Bill Moyers considers William Rehnquist as Supreme Court Chief Justice, including his pro-segregation history.
TRANSCRIPT
DAN RATHER: The stalemate and argument over President Reagan’s choice of William Rehnquist to be the new Chief Justice of the United States rolls on. Some Senate Democrats and Republicans indicate they are considering subpoenas for documents written by Rehnquist that President Reagan refuses to give up, documents written by Rehnquist for the Nixon White House.
The questions over whether Rehnquist should have the job of Chief Justice are the subject of CBS News Correspondent Bill Moyers commentary.

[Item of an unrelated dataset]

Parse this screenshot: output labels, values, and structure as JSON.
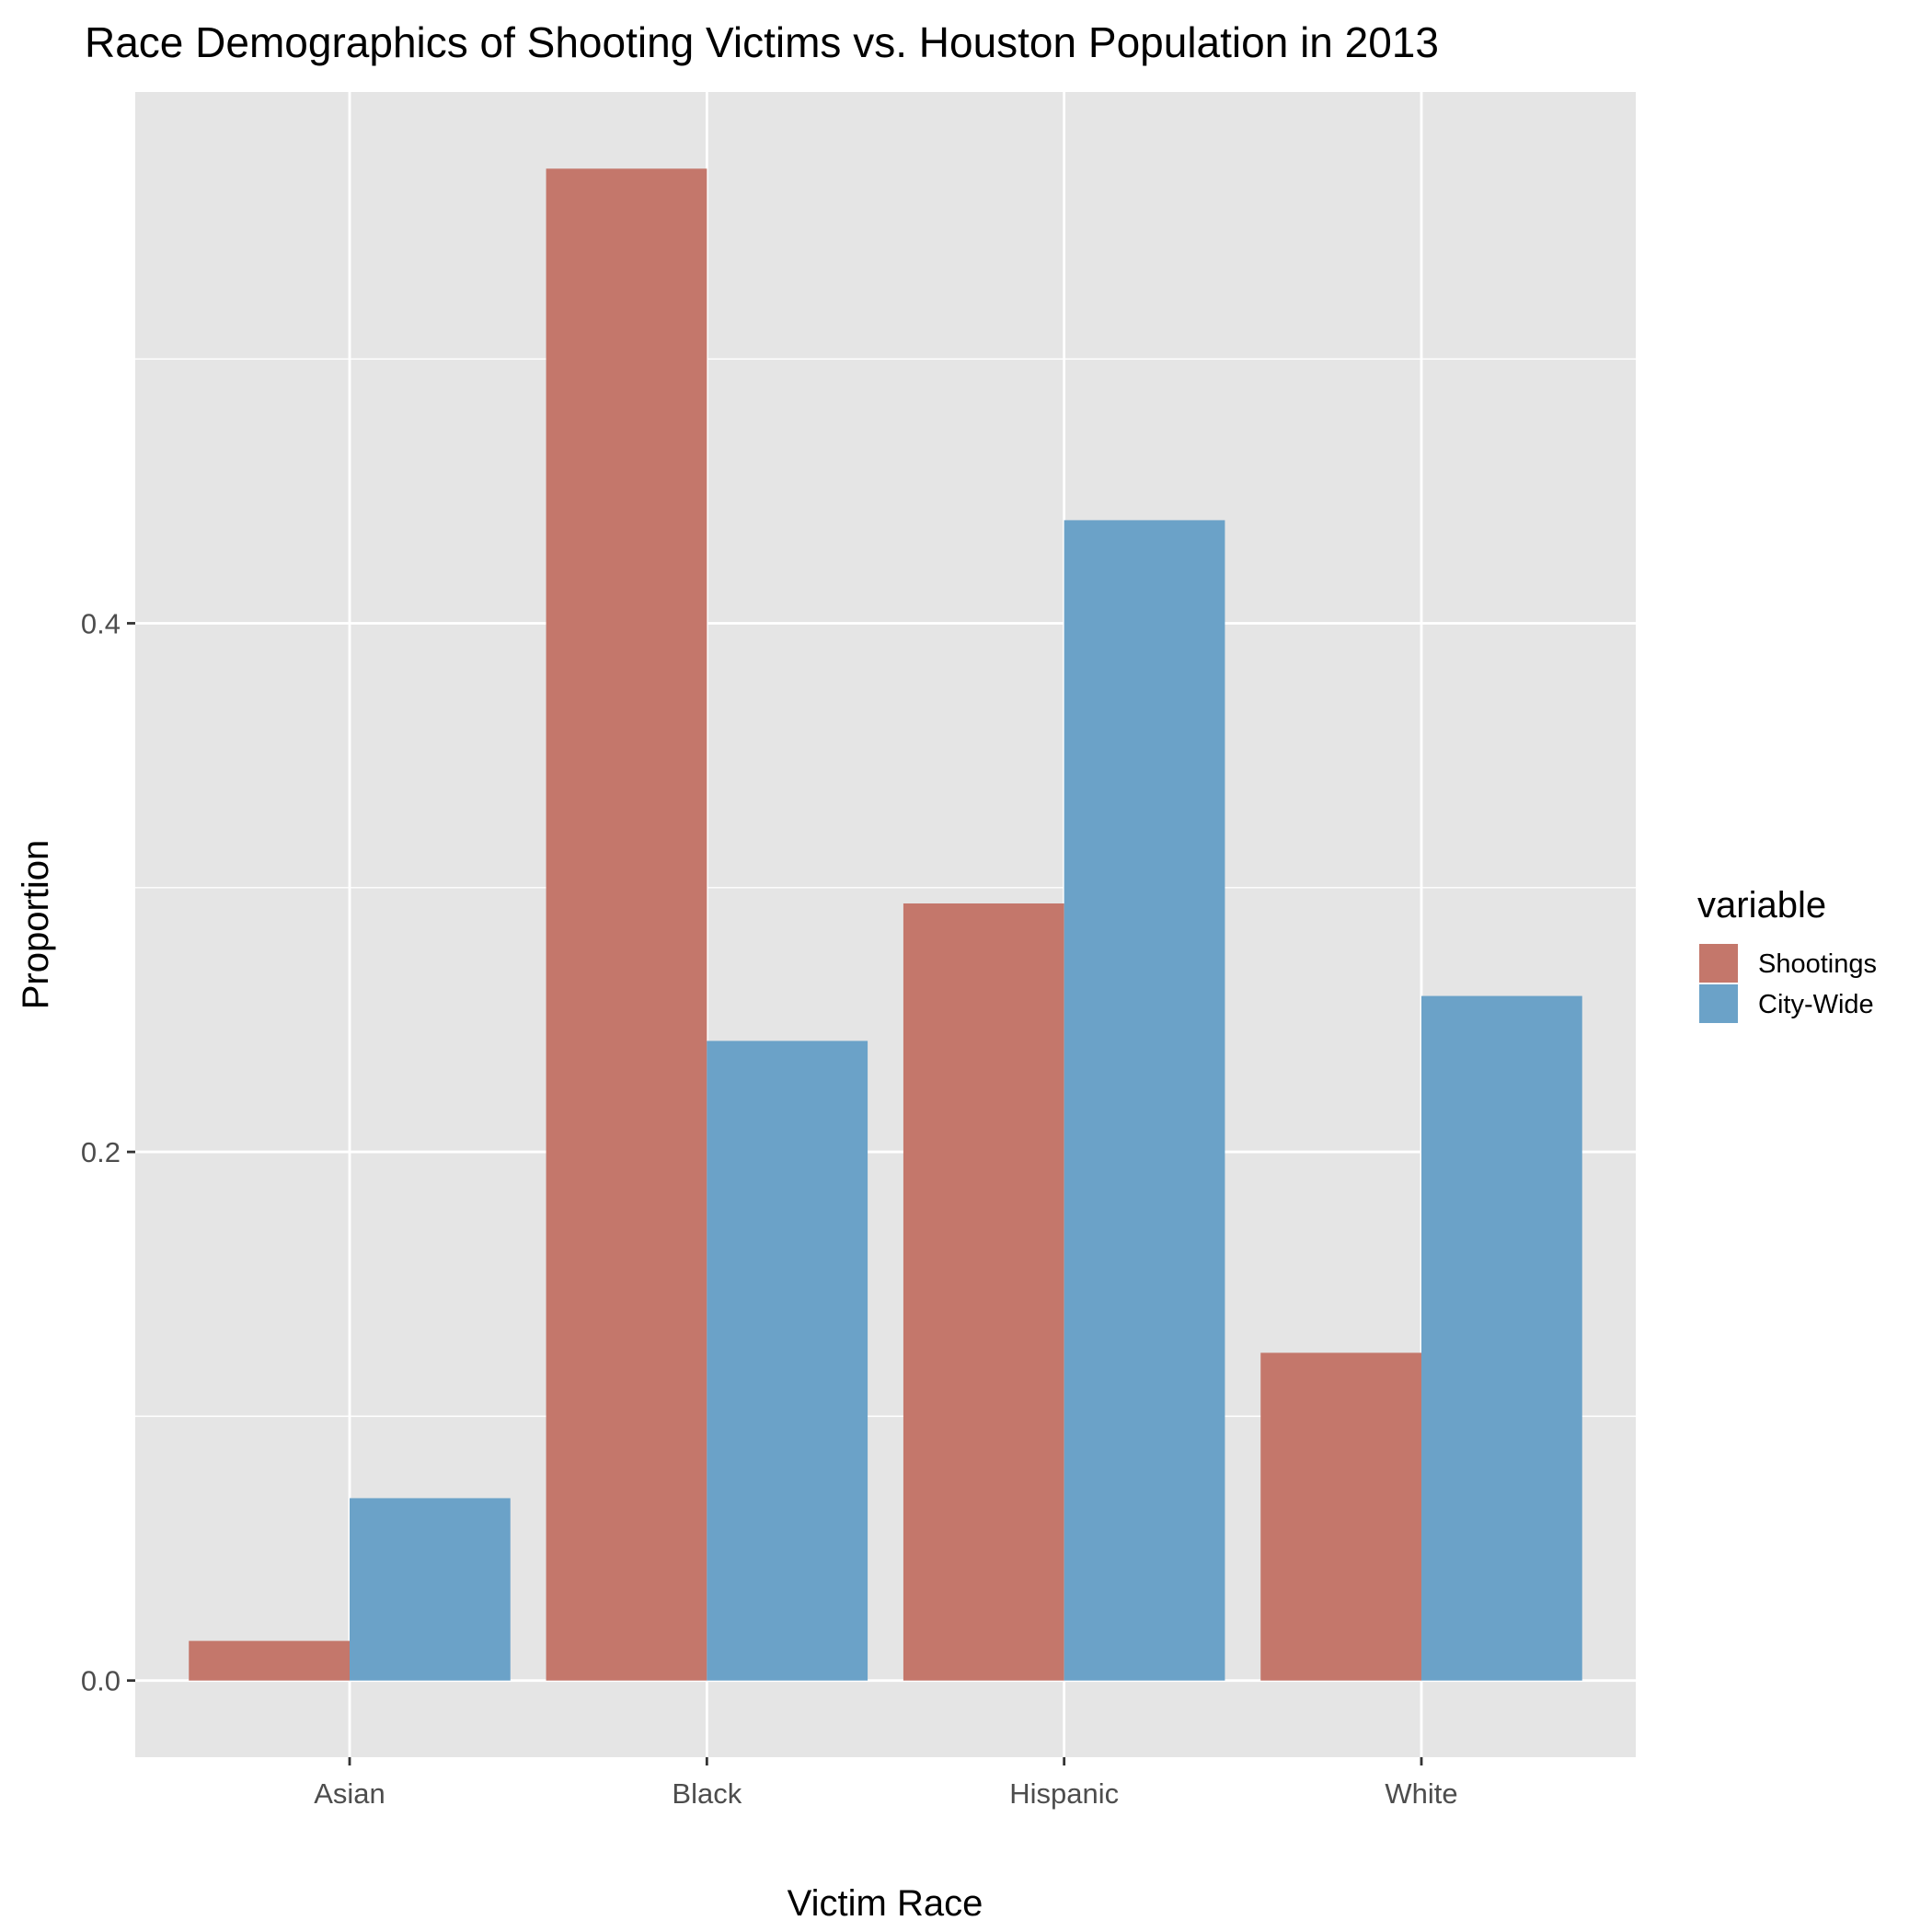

BILL MOYERS: We’re told William Rehnquist is brilliant, “the best and the brightest,” so opponents of his nomination are advised to sit down and shut up, and not to question his credentials to be Chief Justice. But the issue isn’t merely how sharp one’s mind, how deep one’s learning, how great the powers of pen or tongue. The issue is to what purpose such talents are given.
When I was growing up, the argument that blacks should remain second-class citizens was often made by men with first-class minds, men steeped in Blackstone, the classics and the Founding Fathers. They were dazzling in defense of segregation, but they were blind. As the civil rights struggle began to take hold, they resisted it with all their learning and wisdom, William Rehnquist among them. He opposed the Supreme Court ruling that desegregated the schools, opposed the civil rights legislation of the ’60s, opposed efforts in his home town to outlaw racial discrimination in public facilities. He argued, as so many did then, from a pinched view of the Constitution, that the founders and framers did not intend property rights to be compromised, even to equal protection of the law.
It was reminiscent of Chief Justice Roger Taney’s argument in the Dred Scott decision that helped to bring on the Civil War. The Constitution, Taney said, clearly did not intend Negroes to enjoy the blessings of liberty because they were property and the rights of their masters to own property was a constitutional guarantee.
We’ve come a long way since then, but not with the help of William Rehnquist. People change as laws change. They grow older and sometimes wiser of heart. God
save us all from the errors of our youth, but Justice Rehnquist has since compiled a record that demonstrates little generosity toward minority and individual rights.
America is still trying to prove that a pluralistic, multi-racial society can work. We inch slowly and painfully forward, only to slip back when we cease to be vigilant. It is still a struggle, this quest for equal rights, and now we’re about to get a Chief Justice who never believed in it in the first place, opposed it all along the way, and for all his learning and intellect, is no friend of it today.
This transcript was entered on June 17, 2015.